Horses are both herd animals and prey animals. They are highly attuned to their environment and mirror the emotions and behaviours they witness in humans. This provides a profound opportunity for people to learn self-regulation and for the horse to show them how they think and feel.  ‘Horses look for the health in people’, says Meredith, ‘so they reinforce our best traits and show us where we can improve.’

Non-verbal communication, caring and empathy, anger management, confidence, boundary setting and leadership are often newly acquired skills that clients discover. For many clients, equine therapy provides a breakthrough for issues other therapies have been unable to reach.  

The horses are the true miracle workers in sessions. Not every horse is suited to the dynamics of the therapy situation, so horses are carefully chosen for their safety, character and willingness to participate. 

Occasionally a rehabilitated rescue horse will show suitability as a therapy horse and Kim will often see a horse and client choose one another without knowing they have had similar trauma – a starved ex-racehorse has found a new way of life rehabilitated as a therapy horse that draws young people with eating disorders to his side.  Kim recalls how a young women recovering from a drug addiction had built a solid foundation with a therapy horse over several weeks when suddenly the horse wouldn’t respond to her. The young woman had relapsed the day prior. The horse knew.  

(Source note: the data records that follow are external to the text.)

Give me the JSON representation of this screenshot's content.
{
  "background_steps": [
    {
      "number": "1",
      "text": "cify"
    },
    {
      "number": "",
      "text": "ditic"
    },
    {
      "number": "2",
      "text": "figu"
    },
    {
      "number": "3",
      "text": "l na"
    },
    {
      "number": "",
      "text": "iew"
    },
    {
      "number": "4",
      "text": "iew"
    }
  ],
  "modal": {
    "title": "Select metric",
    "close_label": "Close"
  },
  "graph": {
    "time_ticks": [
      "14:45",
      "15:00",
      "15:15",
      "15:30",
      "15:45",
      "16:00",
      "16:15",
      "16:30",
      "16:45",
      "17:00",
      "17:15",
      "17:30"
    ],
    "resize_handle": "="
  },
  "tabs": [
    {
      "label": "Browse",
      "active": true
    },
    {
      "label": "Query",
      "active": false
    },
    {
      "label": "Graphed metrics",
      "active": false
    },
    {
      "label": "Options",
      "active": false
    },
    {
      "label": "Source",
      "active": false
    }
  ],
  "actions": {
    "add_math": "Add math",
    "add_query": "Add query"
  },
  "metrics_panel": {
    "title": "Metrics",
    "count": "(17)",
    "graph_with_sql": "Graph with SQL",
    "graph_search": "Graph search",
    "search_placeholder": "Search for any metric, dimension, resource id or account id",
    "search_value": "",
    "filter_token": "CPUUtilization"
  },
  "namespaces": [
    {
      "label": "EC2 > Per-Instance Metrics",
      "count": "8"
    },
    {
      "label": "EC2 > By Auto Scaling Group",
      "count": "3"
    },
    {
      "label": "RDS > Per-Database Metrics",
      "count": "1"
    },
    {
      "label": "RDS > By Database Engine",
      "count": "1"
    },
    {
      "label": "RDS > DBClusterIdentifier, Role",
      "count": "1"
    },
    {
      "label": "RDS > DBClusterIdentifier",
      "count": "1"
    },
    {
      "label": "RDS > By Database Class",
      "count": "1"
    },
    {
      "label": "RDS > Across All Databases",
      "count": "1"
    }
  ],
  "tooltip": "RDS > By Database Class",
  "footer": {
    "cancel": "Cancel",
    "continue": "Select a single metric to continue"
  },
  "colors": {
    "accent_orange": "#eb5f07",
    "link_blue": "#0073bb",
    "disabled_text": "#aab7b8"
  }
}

Meredith says, ‘The horse becomes the mediator – a bridge into the client’s world. This takes the focus away from the therapist and allows the client to relax and not feel they have to “perform”.  A horse’s natural state is to be calm, and the herd will maintain that sense of calm for its members – we can benefit from that.’

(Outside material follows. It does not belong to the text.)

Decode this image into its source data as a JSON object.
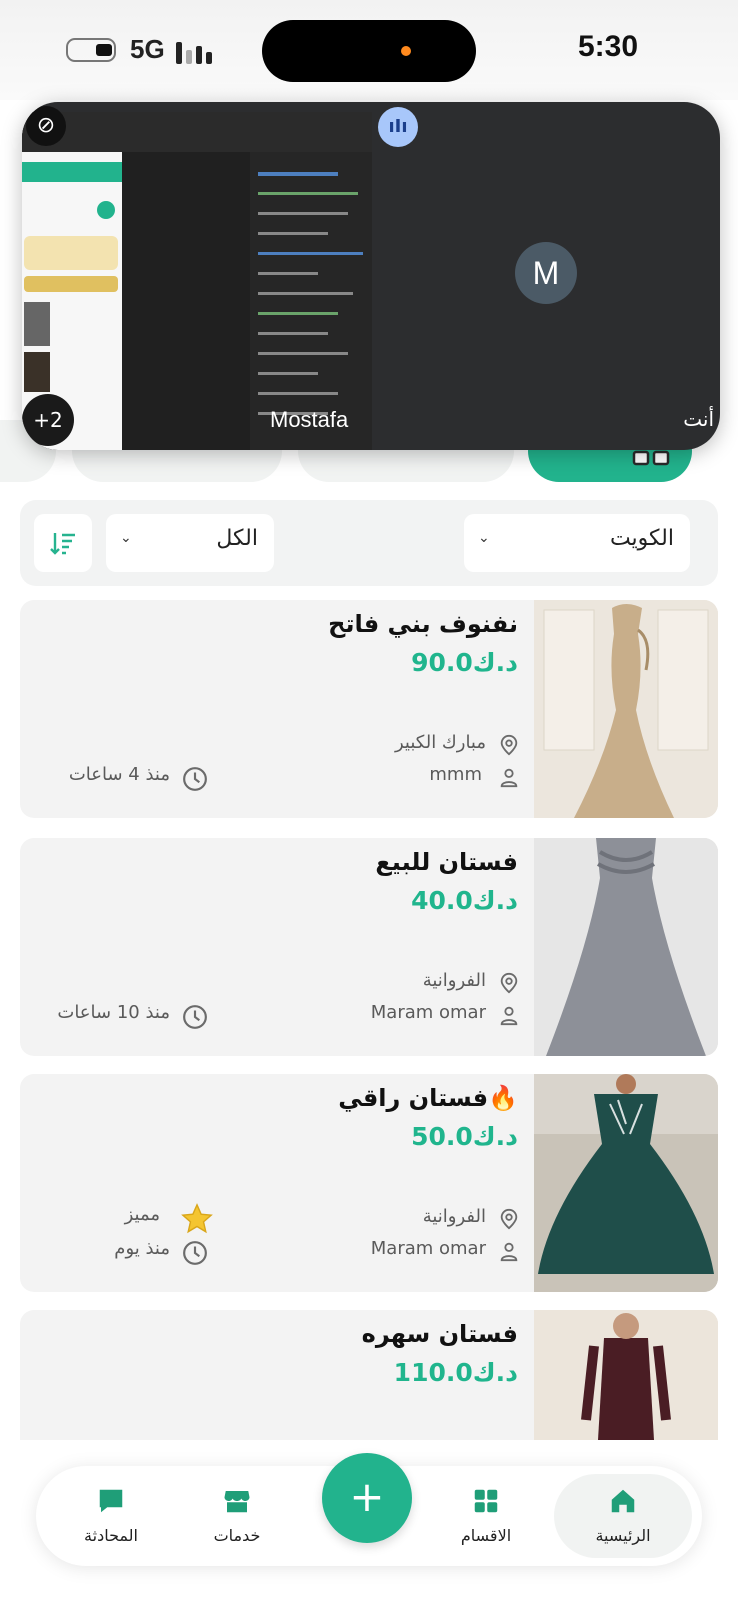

CARA Inc, a not-for-profit community service organisation that works with some of the most vulnerable young women in Victoria on Protective Custody Orders, has been bringing clients to participate in the ‘Feeling Herd’ program at Wedgetail Rides. Caseworker Sarah sees how the horses engage young people who have been resistant to other therapies, who are then able to learn new ways of caring for themselves and others. ‘I see women with very challenging life circumstances feel accepted – the horses don’t care what your story is, only that you are authentic and kind. This is a revelation for many traumatised clients.’

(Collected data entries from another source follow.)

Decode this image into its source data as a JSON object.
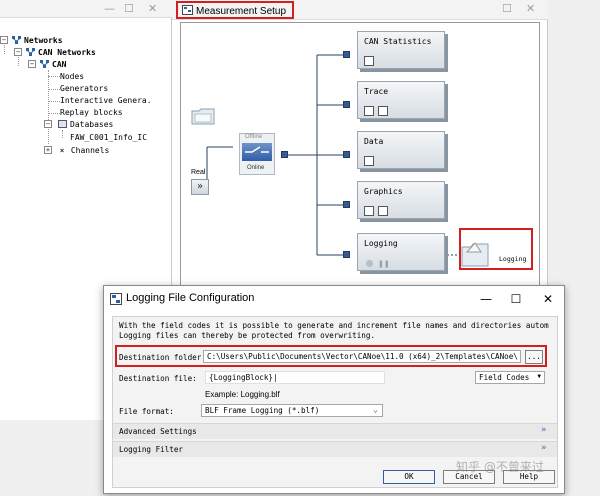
{
  "tree": {
    "items": [
      {
        "label": "Networks"
      },
      {
        "label": "CAN Networks"
      },
      {
        "label": "CAN"
      },
      {
        "label": "Nodes"
      },
      {
        "label": "Generators"
      },
      {
        "label": "Interactive Genera."
      },
      {
        "label": "Replay blocks"
      },
      {
        "label": "Databases"
      },
      {
        "label": "FAW_C001_Info_IC"
      },
      {
        "label": "Channels"
      }
    ]
  },
  "measurement_setup": {
    "title": "Measurement Setup",
    "offline_label": "Offline",
    "online_label": "Online",
    "real_label": "Real",
    "real_symbol": "»",
    "blocks": [
      {
        "label": "CAN Statistics"
      },
      {
        "label": "Trace"
      },
      {
        "label": "Data"
      },
      {
        "label": "Graphics"
      },
      {
        "label": "Logging"
      }
    ],
    "logging_node_label": "Logging"
  },
  "dialog": {
    "title": "Logging File Configuration",
    "description_line1": "With the field codes it is possible to generate and increment file names and directories autom",
    "description_line2": "Logging files can thereby be protected from overwriting.",
    "destination_folder_label": "Destination folder",
    "destination_folder_value": "C:\\Users\\Public\\Documents\\Vector\\CANoe\\11.0 (x64)_2\\Templates\\CANoe\\",
    "browse_label": "...",
    "destination_file_label": "Destination file:",
    "destination_file_value": "{LoggingBlock}|",
    "field_codes_label": "Field Codes",
    "example_text": "Example: Logging.blf",
    "file_format_label": "File format:",
    "file_format_value": "BLF Frame Logging (*.blf)",
    "advanced_settings_label": "Advanced Settings",
    "logging_filter_label": "Logging Filter",
    "ok_label": "OK",
    "cancel_label": "Cancel",
    "help_label": "Help"
  },
  "watermark": "知乎 @不曾来过",
  "colors": {
    "highlight_red": "#d21f1f",
    "connector_blue": "#3a5a8c"
  }
}
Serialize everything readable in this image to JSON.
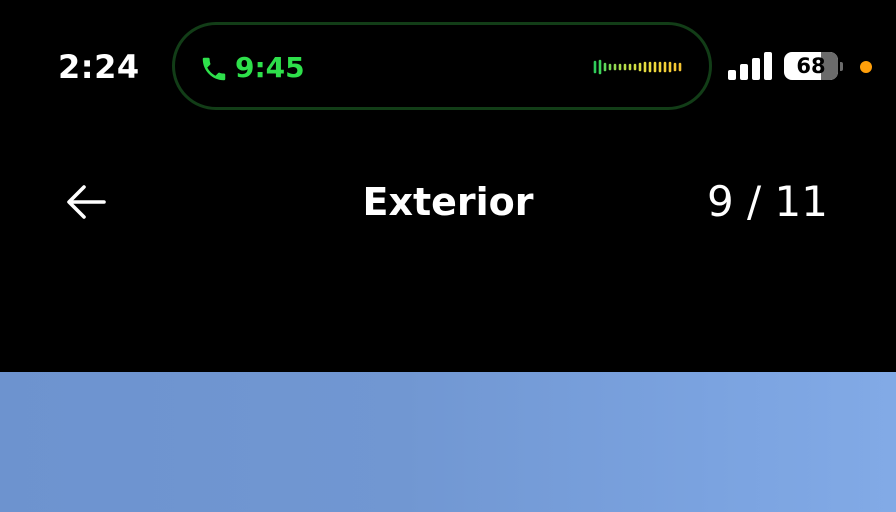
{
  "status_bar": {
    "time": "2:24",
    "call": {
      "duration": "9:45",
      "icon": "phone-icon",
      "accent_color": "#2ee04b"
    },
    "signal_icon": "cellular-signal-icon",
    "battery": {
      "level": "68",
      "fraction": 0.68
    },
    "privacy_indicator_color": "#ff9f0a"
  },
  "header": {
    "back_icon": "arrow-left-icon",
    "title": "Exterior",
    "counter": "9 / 11",
    "current_photo": 9,
    "total_photos": 11
  },
  "photo": {
    "description_color": "#7198d3"
  }
}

Sanctuary Equus offers the progressive ‘Horses for Life’ VCAL program – one of the first programs of its kind in Australia – where students learn life skills including numeracy and literacy through horse-related activities. Also offered is a Certificate III in Horsemanship providing further learning opportunities. For one young women, learning anger management skills through her interactions with horses helped her transition to high school and find stability in a permanent home after almost 20 foster homes. Meredith has seen a selective mute start speaking after participating in the Horses for Life Program and had caseworkers marvel when children with autism are able to be still when sitting on a pony.

Kim’s session work with children helps families find new resources. One child with autism was unable to start kinder until he could feed himself and was toilet trained.  ‘Through weekly sessions with Shetland pony Noddy, the child worked through his challenges. He ate his first apple sitting on Noddy, and took his first wee in the dam with Noddy,’ says Kim.  ‘This was life changing for the family.’

‘We know horses change the brain and influence body systems including respiration, heart rate and even biochemistry through the release of feel-good hormones. Horses also bring to the surface what is most important at the time,’ says Meredith.   

There is significant research to support Equine Therapy but for Meredith and Kim, and the clients who have experienced the horse as therapist, there is a magic that is difficult to explain but readily seen in the growth and recovery of people who discover who they are with a horse as their guide.